JACC Introduction

JACC.jl is a Julia package for performance portable CPU/GPU kernels using metaprogramming on top of existing Julia backends. It enables users to write a single code based on an array memory model and parallel_for and parallel_reduce functions that can run on both CPUs and GPUs without needing to rewrite the code for each platform.

Who can benefit with JACC?

Scientists and engineers can benefit from JACC's default basic APIs that enable minimal effort to access CPU and GPU parallel capabilities to accelerate codes and let users focus on their algorithms and science. Advanced users can also access low-level backend specific features (e.g., blocks/threads and synchronization) when needed.

parallel_for

As shown in the schematics, parallel_for (and parallel_reduce) constructs are functional forms of for-loops that can be executed in parallel on multiple processing units (e.g., CPU cores, GPU threads). They allow users to express parallelism in their code without dealing with low-level threading or synchronization details across vendor architectures. JACC provides a unified API to launch parallel workloads on different back ends (CPU/GPU) without changing the user's code.

While the JuliaGPU ecosystem provides powerful tools for GPU programming, JACC sits on top of these backends leveraging these capabilities to simplify the process of writing portable code that can run on both CPUs and GPUs without modification. Thus filling a gap in the Julia ecosystem for productive, high-level programming for performance portability across heterogeneous computing platforms.

JACC architecture overview:

JACC Architecture

Resources:

Why Julia?

Julia enables scientists and engineers to write code more quickly and to focus on their science or technical domain.

  • Julia combines high-level/low-level capabilities for easy to read and write code due to its expressive mathematical syntax (e.g. arrays, GPU programming, parallelization).
  • Julia's just-in-time (JIT) compilation based on LLVM allows for speeds comparable to C, C++ or Fortran.
  • Julia's unified package manager, Pkg.jl, simplifies the process of managing dependencies.
  • Julia's rich ecosystem includes a wide range of libraries and tools for scientific computing, data analysis, and machine learning.

Supported backends

  • CPU (default):
    • Threads: multi-threading on CPU using Julia's built-in threading capabilities.
  • GPU from JuliaGPU:
    • CUDA: NVIDIA GPUs using the CUDA.jl package.
    • AMDGPU: AMD GPUs using the AMDGPU.jl package.
    • Metal: Apple Silicon GPUs using the Metal.jl package.
    • oneAPI: Intel GPUs using the oneAPI.jl package (Experimental).

Installation

JACC is a registered Julia package. Install JACC using Julia's Pkg.jl capabilities for managing packages. e.g.
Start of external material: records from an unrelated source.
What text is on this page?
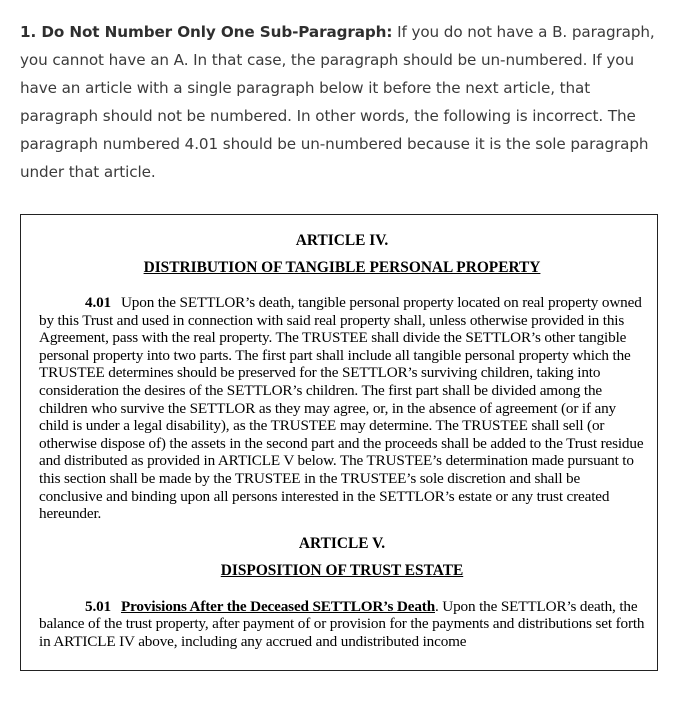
1. Do Not Number Only One Sub-Paragraph: If you do not have a B. paragraph, you cannot have an A. In that case, the paragraph should be un-numbered. If you have an article with a single paragraph below it before the next article, that paragraph should not be numbered. In other words, the following is incorrect. The paragraph numbered 4.01 should be un-numbered because it is the sole paragraph under that article.

ARTICLE IV.

DISTRIBUTION OF TANGIBLE PERSONAL PROPERTY

4.01 Upon the SETTLOR’s death, tangible personal property located on real property owned by this Trust and used in connection with said real property shall, unless otherwise provided in this Agreement, pass with the real property. The TRUSTEE shall divide the SETTLOR’s other tangible personal property into two parts. The first part shall include all tangible personal property which the TRUSTEE determines should be preserved for the SETTLOR’s surviving children, taking into consideration the desires of the SETTLOR’s children. The first part shall be divided among the children who survive the SETTLOR as they may agree, or, in the absence of agreement (or if any child is under a legal disability), as the TRUSTEE may determine. The TRUSTEE shall sell (or otherwise dispose of) the assets in the second part and the proceeds shall be added to the Trust residue and distributed as provided in ARTICLE V below. The TRUSTEE’s determination made pursuant to this section shall be made by the TRUSTEE in the TRUSTEE’s sole discretion and shall be conclusive and binding upon all persons interested in the SETTLOR’s estate or any trust created hereunder.

ARTICLE V.

DISPOSITION OF TRUST ESTATE

5.01 Provisions After the Deceased SETTLOR’s Death. Upon the SETTLOR’s death, the balance of the trust property, after payment of or provision for the payments and distributions set forth in ARTICLE IV above, including any accrued and undistributed income
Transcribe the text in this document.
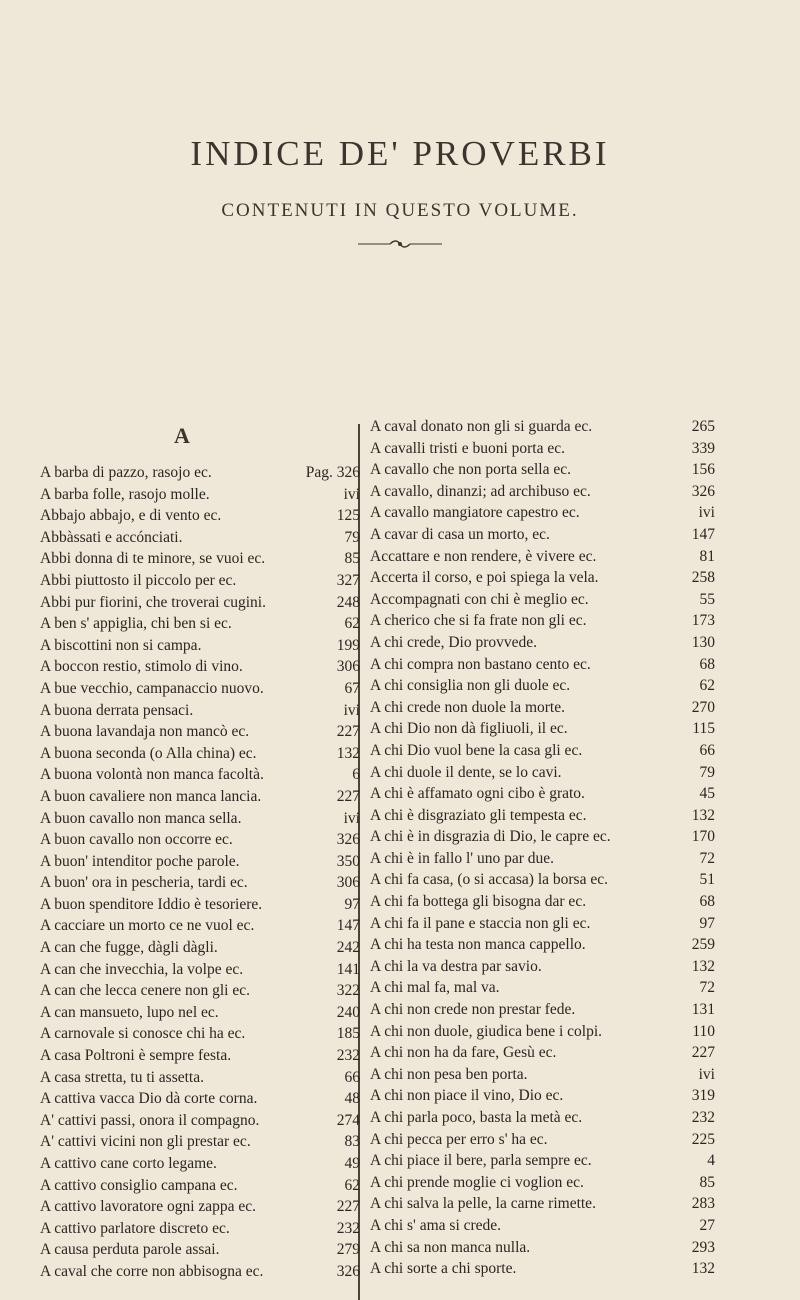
INDICE DE' PROVERBI
CONTENUTI IN QUESTO VOLUME.
A
A barba di pazzo, rasojo ec.	Pag. 326
A barba folle, rasojo molle.	ivi
Abbajo abbajo, e di vento ec.	125
Abbàssati e accónciati.	79
Abbi donna di te minore, se vuoi ec.	85
Abbi piuttosto il piccolo per ec.	327
Abbi pur fiorini, che troverai cugini.	248
A ben s' appiglia, chi ben si ec.	62
A biscottini non si campa.	199
A boccon restio, stimolo di vino.	306
A bue vecchio, campanaccio nuovo.	67
A buona derrata pensaci.	ivi
A buona lavandaja non mancò ec.	227
A buona seconda (o Alla china) ec.	132
A buona volontà non manca facoltà.	6
A buon cavaliere non manca lancia.	227
A buon cavallo non manca sella.	ivi
A buon cavallo non occorre ec.	326
A buon' intenditor poche parole.	350
A buon' ora in pescheria, tardi ec.	306
A buon spenditore Iddio è tesoriere.	97
A cacciare un morto ce ne vuol ec.	147
A can che fugge, dàgli dàgli.	242
A can che invecchia, la volpe ec.	141
A can che lecca cenere non gli ec.	322
A can mansueto, lupo nel ec.	240
A carnovale si conosce chi ha ec.	185
A casa Poltroni è sempre festa.	232
A casa stretta, tu ti assetta.	66
A cattiva vacca Dio dà corte corna.	48
A' cattivi passi, onora il compagno.	274
A' cattivi vicini non gli prestar ec.	83
A cattivo cane corto legame.	49
A cattivo consiglio campana ec.	62
A cattivo lavoratore ogni zappa ec.	227
A cattivo parlatore discreto ec.	232
A causa perduta parole assai.	279
A caval che corre non abbisogna ec.	326
A caval donato non gli si guarda ec.	265
A cavalli tristi e buoni porta ec.	339
A cavallo che non porta sella ec.	156
A cavallo, dinanzi; ad archibuso ec.	326
A cavallo mangiatore capestro ec.	ivi
A cavar di casa un morto, ec.	147
Accattare e non rendere, è vivere ec.	81
Accerta il corso, e poi spiega la vela.	258
Accompagnati con chi è meglio ec.	55
A cherico che si fa frate non gli ec.	173
A chi crede, Dio provvede.	130
A chi compra non bastano cento ec.	68
A chi consiglia non gli duole ec.	62
A chi crede non duole la morte.	270
A chi Dio non dà figliuoli, il ec.	115
A chi Dio vuol bene la casa gli ec.	66
A chi duole il dente, se lo cavi.	79
A chi è affamato ogni cibo è grato.	45
A chi è disgraziato gli tempesta ec.	132
A chi è in disgrazia di Dio, le capre ec.	170
A chi è in fallo l' uno par due.	72
A chi fa casa, (o si accasa) la borsa ec.	51
A chi fa bottega gli bisogna dar ec.	68
A chi fa il pane e staccia non gli ec.	97
A chi ha testa non manca cappello.	259
A chi la va destra par savio.	132
A chi mal fa, mal va.	72
A chi non crede non prestar fede.	131
A chi non duole, giudica bene i colpi.	110
A chi non ha da fare, Gesù ec.	227
A chi non pesa ben porta.	ivi
A chi non piace il vino, Dio ec.	319
A chi parla poco, basta la metà ec.	232
A chi pecca per erro s' ha ec.	225
A chi piace il bere, parla sempre ec.	4
A chi prende moglie ci voglion ec.	85
A chi salva la pelle, la carne rimette.	283
A chi s' ama si crede.	27
A chi sa non manca nulla.	293
A chi sorte a chi sporte.	132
Installation from the Julia REPL:

julia> ]
pkg> add JACC

from command line (e.g. CI):

julia -e 'using Pkg; Pkg.add("JACC")'

Quick start - filling and reducing an array

Prerequisite:

To run an example from scratch

  • Install JACC.jl
julia -e 'using Pkg; Pkg.add("JACC")'
  • Copy this file to your local machine and save it as jacc-saxpy.jl:
import JACC
JACC.@init_backend

function axpy(i, alpha, x, y)
    @inbounds x[i] += alpha * y[i]
end

N = 10
alpha = Float32(2.0)
x = JACC.zeros(Float32, N)
y = JACC.array(fill(Float32(5), N))
JACC.@parallel_for range=N axpy(alpha, x, y)
@show x
x_sum = JACC.parallel_reduce(x)
@show x_sum
  • Run the example using the default Threads back end with 4 threads:
julia -t 4 jacc-saxpy.jl
  • Switch to another backend, e.g. assuming access to NVIDIA GPU and that CUDA is installed and configured:
julia -e 'using JACC; JACC.set_backend("CUDA")'
Note

This step might take a while the first time downloading all CUDA.jl dependencies. After installation please refer to CUDA.jl docs if wanting to use a local CUDA installation.

Note

Mac users can use the "Metal" backend for Float32 computations as Float64 is not supported on Apple Silicon GPUs. To set the Metal backend use JACC.set_backend("Metal").

  • Run the example again, but this time the same code will run on the GPU:
julia jacc-saxpy.jl